Zeegat (geografie)
Een zeegat is een opening tussen een kustwater en de open zee. Dit in tegenstelling tot een zeestraat of zee-engte, die de verbinding vormt tussen twee zeeën. Een zeegat kan specifiek verwijzen naar een toegang tot de open zee gevormd door de monding van bijvoorbeeld een zeearm of binnenzee, maar ook naar een doorgang tussen kusteilanden of kusten.[1]
Voorbeelden
[bewerken | brontekst bewerken]Voorbeelden van zeegaten zijn de openingen tussen de Waddeneilanden. Andere belangrijke zeegaten zijn de openingen tussen de eilanden langs de Amerikaanse noordwestkust. Lokaal worden deze zeegaten daar "inlets" genoemd, waaronder de bekende Admiralty Inlet. Ook de eilandrijke kustwateren van de Canadese provincie Newfoundland en Labrador huisvesten vele honderden zeegaten. Daar staan grote zeegaten meestal bekend als "sounds", terwijl kleine zeegaten er bekendstaan als "tickles" of, zeldzamer, als "roads". Voorbeelden zijn de Random Sound, de Indian Tickle en de Placentia Road.

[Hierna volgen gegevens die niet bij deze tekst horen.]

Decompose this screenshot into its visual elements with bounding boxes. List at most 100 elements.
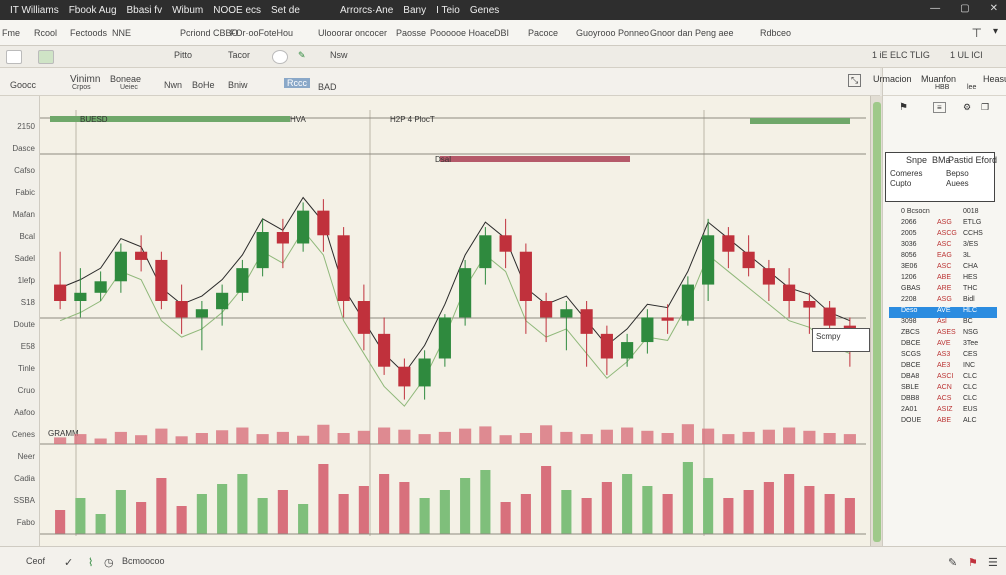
menu-item-3[interactable]: Fectoods — [70, 28, 107, 38]
menu-item-1[interactable]: Fme — [2, 28, 20, 38]
orderbook-cell: 3098 — [901, 318, 917, 325]
orderbook-row[interactable]: DBA8 ASCI CLC — [889, 373, 997, 384]
axis-label: Tinle — [17, 364, 35, 373]
orderbook-cell: AVE — [937, 307, 951, 314]
menu-icon[interactable]: ☰ — [988, 556, 998, 569]
rp-header-3[interactable]: Heasu ·nt — [983, 74, 1006, 84]
subbar-item-6[interactable]: Bniw — [228, 80, 248, 90]
orderbook-row[interactable]: DBB8 ACS CLC — [889, 395, 997, 406]
volume-bar — [399, 482, 410, 534]
volume-band-bar — [378, 427, 391, 444]
orderbook-cell: EAG — [937, 252, 952, 259]
menu-item-13[interactable]: Gnoor dan Peng aee — [650, 28, 734, 38]
pin-tool-icon[interactable]: ⚑ — [899, 102, 908, 113]
volume-bar — [622, 474, 633, 534]
rp-header-2[interactable]: Muanfon — [921, 74, 956, 84]
pencil-icon[interactable]: ✎ — [298, 50, 306, 64]
candle-body — [499, 235, 512, 252]
volume-band-bar — [438, 431, 451, 444]
tooltip-label: Scmpy — [816, 332, 841, 341]
subbar-item-1[interactable]: Goocc — [10, 80, 36, 90]
orderbook-row[interactable]: 1206 ABE HES — [889, 274, 997, 285]
orderbook-cell: DOUE — [901, 417, 922, 424]
menu-item-4[interactable]: NNE — [112, 28, 131, 38]
orderbook-cell: CLC — [963, 373, 978, 380]
subbar-item-4[interactable]: Nwn — [164, 80, 182, 90]
chevron-down-icon[interactable]: ▾ — [993, 26, 998, 37]
menu-item-12[interactable]: Guoyrooo Ponneo — [576, 28, 649, 38]
menu-item-7[interactable]: Ulooorar oncocer — [318, 28, 387, 38]
volume-bar — [703, 478, 714, 534]
subbar-item-8[interactable]: BAD — [318, 82, 337, 92]
layers-icon[interactable]: ❐ — [981, 102, 989, 113]
orderbook-row[interactable]: 3098 Asl BC — [889, 318, 997, 329]
orderbook-cell: Asl — [937, 318, 947, 325]
menu-item-8[interactable]: Paosse — [396, 28, 426, 38]
toolbar-item-2[interactable]: Tacor — [228, 50, 250, 64]
orderbook-row[interactable]: SCGS AS3 CES — [889, 351, 997, 362]
menu-item-14[interactable]: Rdbceo — [760, 28, 791, 38]
orderbook-row[interactable]: GBAS ARE THC — [889, 285, 997, 296]
volume-bar — [601, 482, 612, 534]
orderbook-cell: ASIZ — [937, 406, 953, 413]
orderbook-row[interactable]: ZBCS ASES NSG — [889, 329, 997, 340]
menu-bar: Fme Rcool Fectoods NNE Pcriond CBBO FOr·… — [0, 20, 1006, 46]
expand-icon[interactable]: ⤡ — [848, 74, 862, 87]
orderbook-row[interactable]: Deso AVE HLC — [889, 307, 997, 318]
menu-item-11[interactable]: Pacoce — [528, 28, 558, 38]
scrollbar-thumb[interactable] — [873, 102, 881, 542]
subbar-item-7[interactable]: Rccc — [284, 78, 310, 88]
status-item-2: Bcmoocoo — [122, 556, 165, 566]
menu-item-6[interactable]: FOr·ooFoteHou — [230, 28, 293, 38]
menu-item-9[interactable]: Poooooe Hoace — [430, 28, 495, 38]
minimize-icon[interactable]: — — [930, 3, 940, 14]
orderbook-row[interactable]: 3036 ASC 3/ES — [889, 241, 997, 252]
flag-icon[interactable]: ⚑ — [968, 556, 978, 569]
orderbook-cell: ASC — [937, 263, 952, 270]
rp-header-1[interactable]: Urmacion — [873, 74, 912, 84]
subbar-item-5[interactable]: BoHe — [192, 80, 215, 90]
orderbook-row[interactable]: 2208 ASG Bidl — [889, 296, 997, 307]
orderbook-row[interactable]: 2A01 ASIZ EUS — [889, 406, 997, 417]
restore-icon[interactable]: ▢ — [960, 3, 969, 14]
pin-icon[interactable]: ⊤ — [972, 26, 982, 40]
volume-bar — [257, 498, 268, 534]
pencil-status-icon[interactable]: ✎ — [948, 556, 957, 569]
clock-icon[interactable]: ◷ — [104, 556, 114, 569]
title-center-4: Genes — [469, 4, 500, 16]
grid-icon[interactable] — [6, 50, 22, 64]
orderbook-row[interactable]: 8056 EAG 3L — [889, 252, 997, 263]
orderbook-cell: 2066 — [901, 219, 917, 226]
checkmark-icon[interactable]: ✓ — [64, 556, 73, 569]
subbar-item-3[interactable]: Boneae — [110, 74, 141, 84]
close-icon[interactable]: ✕ — [990, 3, 998, 14]
candle-body — [135, 251, 148, 260]
axis-label: Fabo — [16, 518, 35, 527]
chart-type-icon[interactable] — [38, 50, 54, 64]
circle-icon[interactable] — [272, 50, 288, 64]
menu-item-10[interactable]: DBI — [494, 28, 509, 38]
list-icon[interactable]: ≡ — [933, 102, 946, 113]
orderbook-cell: ABE — [937, 274, 952, 281]
toolbar-item-1[interactable]: Pitto — [174, 50, 192, 64]
candle-body — [459, 268, 472, 318]
orderbook-cell: 2208 — [901, 296, 917, 303]
orderbook-row[interactable]: 0 Bcsocn 0018 — [889, 208, 997, 219]
price-chart[interactable]: BUESD HVA H2P 4 PlocT Dsal GRAMM Scmpy — [40, 96, 870, 546]
orderbook-row[interactable]: DBCE AE3 INC — [889, 362, 997, 373]
orderbook-row[interactable]: 3E06 ASC CHA — [889, 263, 997, 274]
orderbook-row[interactable]: 2066 ASG ETLG — [889, 219, 997, 230]
candle-body — [600, 333, 613, 359]
box-label-1: Snpe — [906, 155, 928, 165]
orderbook-row[interactable]: SBLE ACN CLC — [889, 384, 997, 395]
volume-bar — [824, 494, 835, 534]
line-tool-icon[interactable]: ⌇ — [88, 556, 93, 569]
menu-item-2[interactable]: Rcool — [34, 28, 57, 38]
orderbook-row[interactable]: 2005 ASCG CCHS — [889, 230, 997, 241]
toolbar-item-3[interactable]: Nsw — [330, 50, 348, 64]
candle-body — [702, 235, 715, 285]
orderbook-row[interactable]: DBCE AVE 3Tee — [889, 340, 997, 351]
vertical-scrollbar[interactable] — [870, 96, 882, 546]
orderbook-row[interactable]: DOUE ABE ALC — [889, 417, 997, 428]
settings-icon[interactable]: ⚙ — [963, 102, 971, 113]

Het Brouwershavense Gat en het Veerse Gat waren ook voorbeelden van zeegaten, maar door de afsluitdammen zijn ze dat niet meer. De Westerschelde is geen zeegat, omdat hier een rivier in uitkomt. Dergelijke openingen heten een estuarium.
Wetenswaardig
[bewerken | brontekst bewerken]In Denemarken en Zweden worden sommige zeegaten, maar ook lagunes en gewone inhammen, geregeld als "fjord" bestempeld. Dit terwijl de term in het Nederlands, net als in het Noors, enkel verwijst naar een door een gletsjer uitgesleten zee-inham met steile rotswanden en grote diepte.
Primaire bron
- Pannekoek, A.J., Van Straaten, L.M.J.U. (1976). Algemene Geologie. Tjeenk Willink, Groningen, "27", pp. 463-464. ISBN 90 01 68975 2.
- Voetnoten
- ↑ Algemeen Nederlands Woordenboek, "Zeegat". Geraadpleegd op 5 juli 2024.